Workflow
A typical approach for porting or developing an application for the GPU is as follows:
- develop an application using generic array functionality, and test it on the CPU with the
Array
type - port your application to the GPU by switching to the
CuArray
type - disallow the CPU fallback ("scalar indexing") to find operations that are not implemented for or incompatible with GPU execution
- (optional) use lower-level, CUDA-specific interfaces to implement missing functionality or optimize performance
Scalar indexing
To facilitate porting code, CuArray
supports executing so-called "scalar code" which processes one element at a time, e.g., in a for loop.
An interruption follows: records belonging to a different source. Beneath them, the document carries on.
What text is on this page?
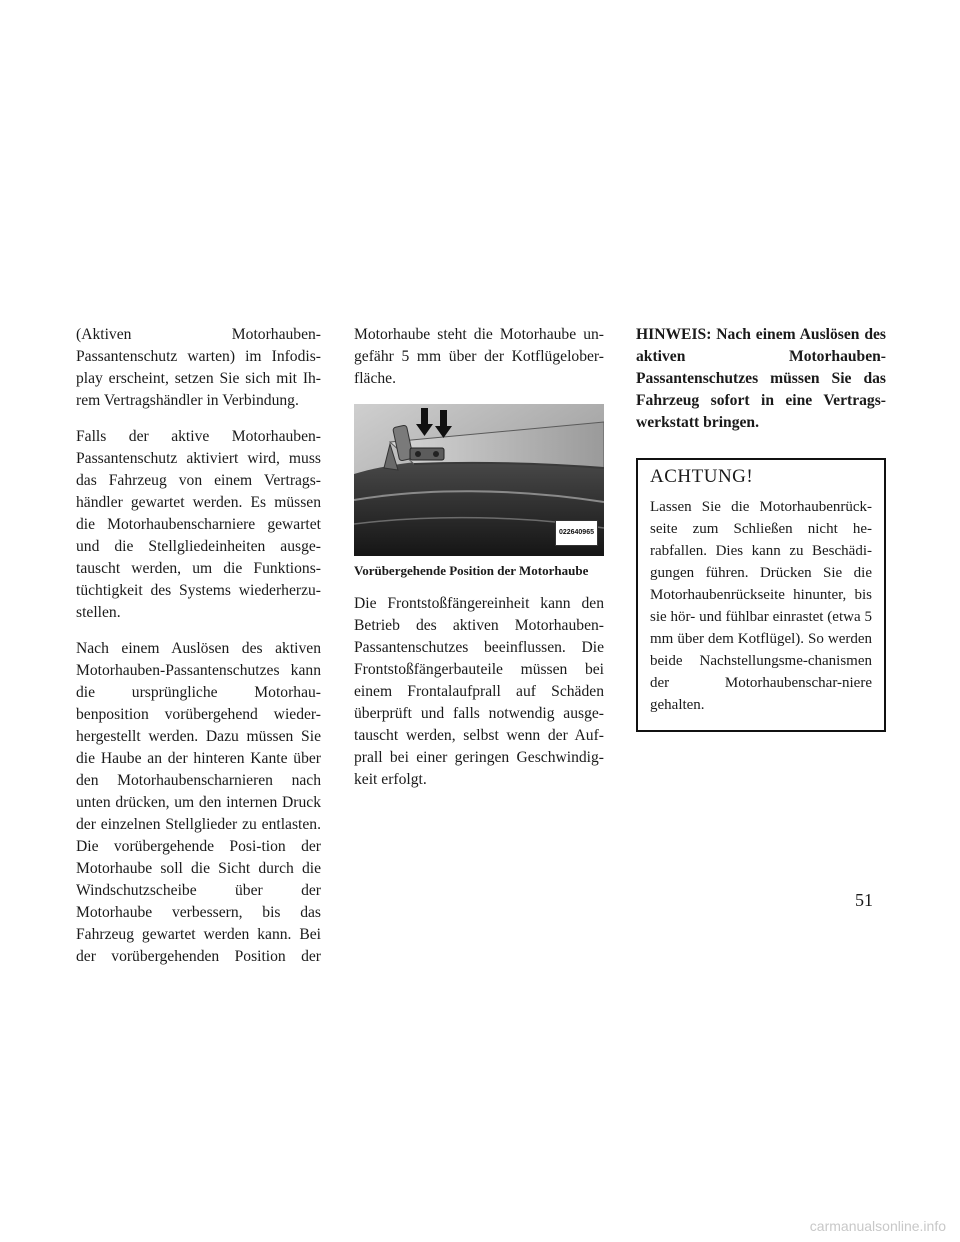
(Aktiven Motorhauben-Passantenschutz warten) im Infodis-play erscheint, setzen Sie sich mit Ih-rem Vertragshändler in Verbindung.

Falls der aktive Motorhauben-Passantenschutz aktiviert wird, muss das Fahrzeug von einem Vertrags-händler gewartet werden. Es müssen die Motorhaubenscharniere gewartet und die Stellgliedeinheiten ausge-tauscht werden, um die Funktions-tüchtigkeit des Systems wiederherzu-stellen.

Nach einem Auslösen des aktiven Motorhauben-Passantenschutzes kann die ursprüngliche Motorhau-benposition vorübergehend wieder-hergestellt werden. Dazu müssen Sie die Haube an der hinteren Kante über den Motorhaubenscharnieren nach unten drücken, um den internen Druck der einzelnen Stellglieder zu entlasten. Die vorübergehende Posi-tion der Motorhaube soll die Sicht durch die Windschutzscheibe über der Motorhaube verbessern, bis das Fahrzeug gewartet werden kann. Bei der vorübergehenden Position der

Motorhaube steht die Motorhaube un-gefähr 5 mm über der Kotflügelober-fläche.

022640965

Vorübergehende Position der Motorhaube

Die Frontstoßfängereinheit kann den Betrieb des aktiven Motorhauben-Passantenschutzes beeinflussen. Die Frontstoßfängerbauteile müssen bei einem Frontalaufprall auf Schäden überprüft und falls notwendig ausge-tauscht werden, selbst wenn der Auf-prall bei einer geringen Geschwindig-keit erfolgt.

HINWEIS: Nach einem Auslösen des aktiven Motorhauben-Passantenschutzes müssen Sie das Fahrzeug sofort in eine Vertrags-werkstatt bringen.

ACHTUNG!

Lassen Sie die Motorhaubenrück-seite zum Schließen nicht he-rabfallen. Dies kann zu Beschädi-gungen führen. Drücken Sie die Motorhaubenrückseite hinunter, bis sie hör- und fühlbar einrastet (etwa 5 mm über dem Kotflügel). So werden beide Nachstellungsme-chanismen der Motorhaubenschar-niere gehalten.

51
carmanualsonline.info
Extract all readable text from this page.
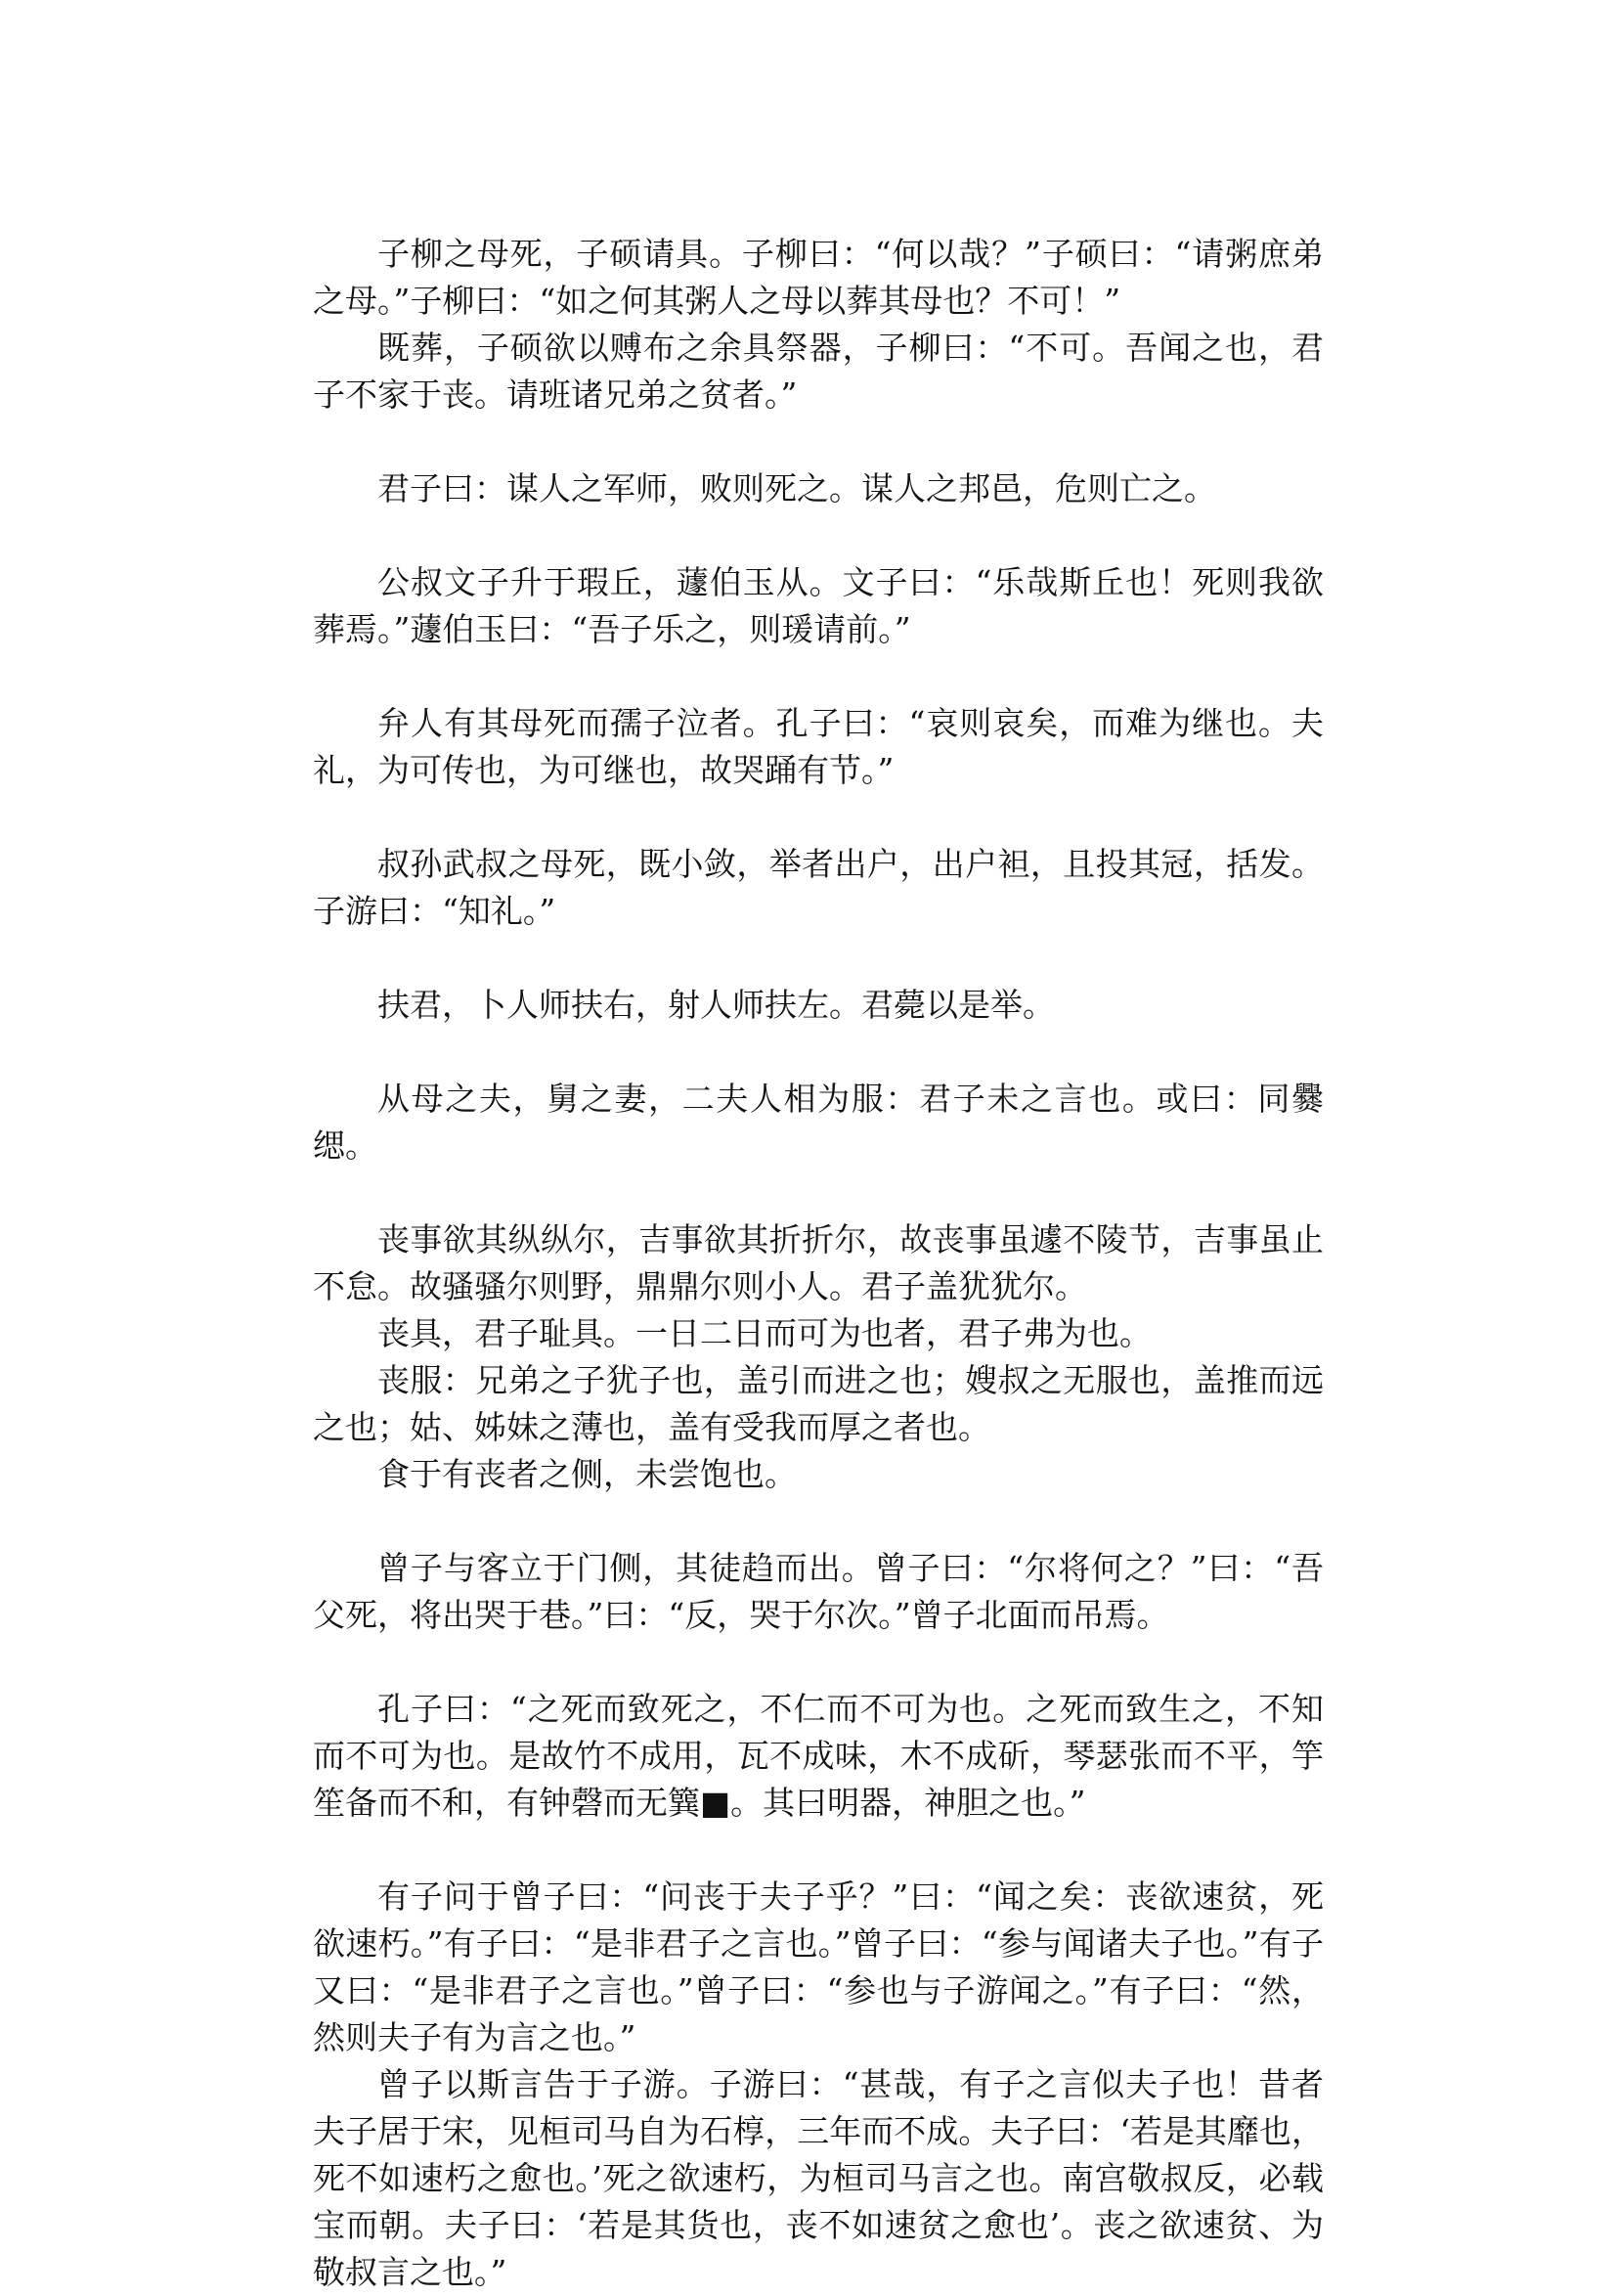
子柳之母死，子硕请具。子柳曰：“何以哉？”子硕曰：“请粥庶弟之母。”子柳曰：“如之何其粥人之母以葬其母也？不可！”

既葬，子硕欲以赙布之余具祭器，子柳曰：“不可。吾闻之也，君子不家于丧。请班诸兄弟之贫者。”

君子曰：谋人之军师，败则死之。谋人之邦邑，危则亡之。

公叔文子升于瑕丘，蘧伯玉从。文子曰：“乐哉斯丘也！死则我欲葬焉。”蘧伯玉曰：“吾子乐之，则瑗请前。”

弁人有其母死而孺子泣者。孔子曰：“哀则哀矣，而难为继也。夫礼，为可传也，为可继也，故哭踊有节。”

叔孙武叔之母死，既小敛，举者出户，出户袒，且投其冠，括发。子游曰：“知礼。”

扶君，卜人师扶右，射人师扶左。君薨以是举。

从母之夫，舅之妻，二夫人相为服：君子未之言也。或曰：同爨缌。

丧事欲其纵纵尔，吉事欲其折折尔，故丧事虽遽不陵节，吉事虽止不怠。故骚骚尔则野，鼎鼎尔则小人。君子盖犹犹尔。

丧具，君子耻具。一日二日而可为也者，君子弗为也。

丧服：兄弟之子犹子也，盖引而进之也；嫂叔之无服也，盖推而远之也；姑、姊妹之薄也，盖有受我而厚之者也。

食于有丧者之侧，未尝饱也。

曾子与客立于门侧，其徒趋而出。曾子曰：“尔将何之？”曰：“吾父死，将出哭于巷。”曰：“反，哭于尔次。”曾子北面而吊焉。

孔子曰：“之死而致死之，不仁而不可为也。之死而致生之，不知而不可为也。是故竹不成用，瓦不成味，木不成斫，琴瑟张而不平，竽笙备而不和，有钟磬而无簨■。其曰明器，神胆之也。”

有子问于曾子曰：“问丧于夫子乎？”曰：“闻之矣：丧欲速贫，死欲速朽。”有子曰：“是非君子之言也。”曾子曰：“参与闻诸夫子也。”有子又曰：“是非君子之言也。”曾子曰：“参也与子游闻之。”有子曰：“然，然则夫子有为言之也。”

曾子以斯言告于子游。子游曰：“甚哉，有子之言似夫子也！昔者夫子居于宋，见桓司马自为石椁，三年而不成。夫子曰：‘若是其靡也，死不如速朽之愈也。’死之欲速朽，为桓司马言之也。南宫敬叔反，必载宝而朝。夫子曰：‘若是其货也，丧不如速贫之愈也’。丧之欲速贫、为敬叔言之也。”
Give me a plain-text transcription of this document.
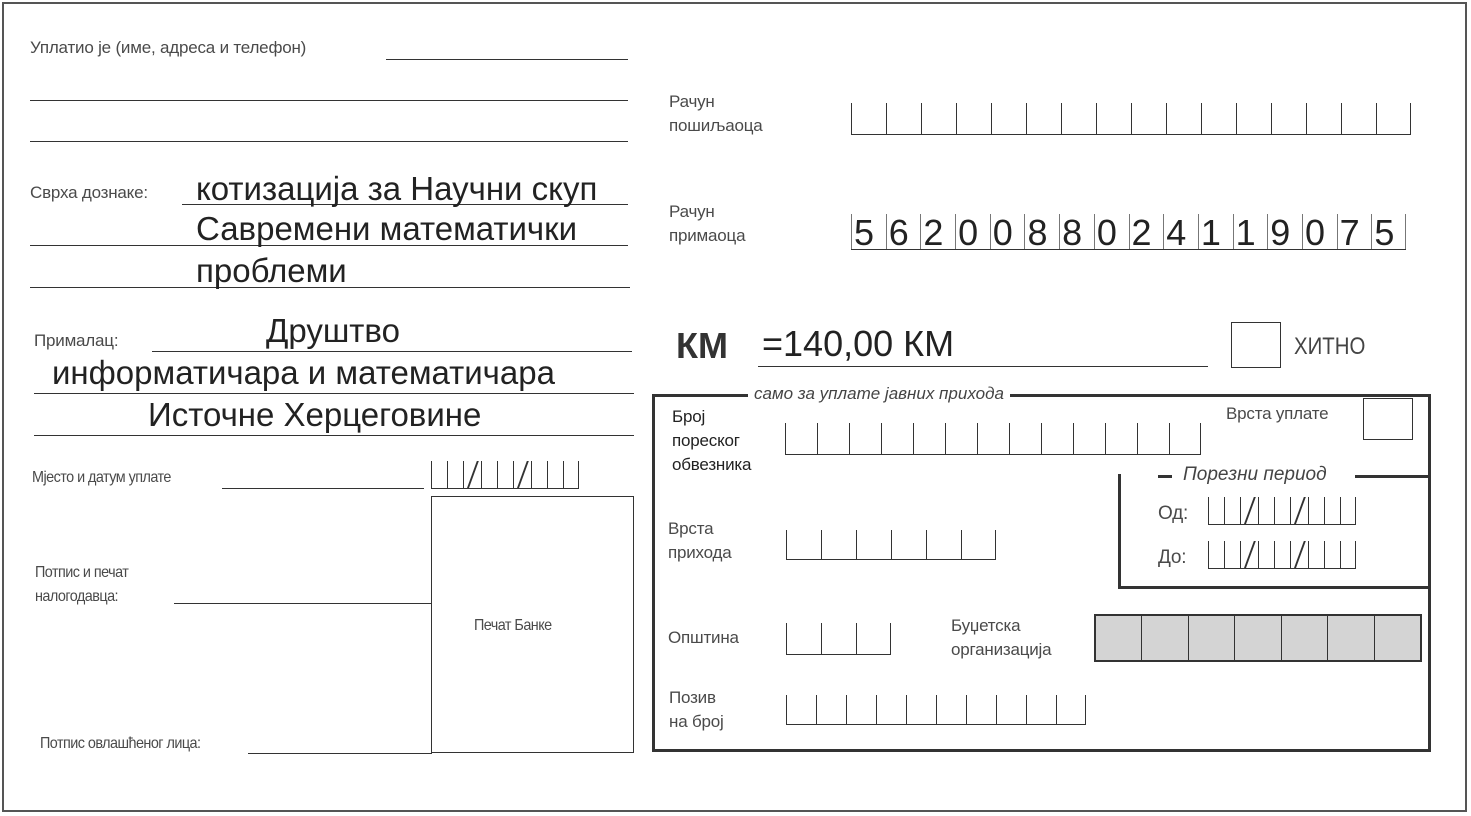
Уплатио је (име, адреса и телефон)
Сврха дознаке: котизација за Научни скуп
Савремени математички
проблеми
Прималац:	Друштво
информатичара и математичара
Источне Херцеговине
Мјесто и датум уплате
Потпис и печат налогодавца:
Потпис овлашћеног лица:
Печат Банке
Рачун
пошиљаоца
Рачун
примаоца	5 6 2 0 0 8 8 0 2 4 1 1 9 0 7 5
КМ =140,00 КМ	ХИТНО
само за уплате јавних прихода
Врста уплате
Број
пореског
обвезника	Порезни период
Од:
До:
Врста
прихода
Општина
Буџетска
организација
Позив
на број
Given how a GPU works, this is extremely slow and will negate any performance benefit of using a GPU. As such, you will be warned when performing this kind of iteration:
julia> a = CuArray([1])
1-element CuArray{Int64,1,Nothing}:
1
julia> a[1] += 1
┌ Warning: Performing scalar operations on GPU arrays: This is very slow, consider disallowing these operations with `allowscalar(false)`
└ @ GPUArrays GPUArrays/src/indexing.jl:16
2
Once you've verified that your application executes correctly on the GPU, you should disallow scalar indexing and use GPU-friendly array operations instead:
julia> CUDA.allowscalar(false)
julia> a[1] .+ 1
ERROR: scalar getindex is disallowed
Stacktrace:
[1] error(::String) at ./error.jl:33
[2] assertscalar(::String) at GPUArrays/src/indexing.jl:14
[3] getindex(::CuArray{Int64,1,Nothing}, ::Int64) at GPUArrays/src/indexing.jl:54
[4] top-level scope at REPL[5]:1
julia> a .+ 1
1-element CuArray{Int64,1,Nothing}:
2
Many array operations however have been implemented themselves using scalar indexing. As a result, calling into a seemingly GPU-friendly array operation might error out:
julia> a = CuArray([1,2])
2-element CuArray{Int64,1,Nothing}:
1
2
julia> var(a)
0.5
julia> var(a,dims=1)
ERROR: scalar getindex is disallowed
To resolve such issues, many array operations for CuArray
are replaced with GPU-friendly alternatives. If you run into a case like this, have a look at the CUDA.jl issue tracker and file a bug report if there isn't one yet.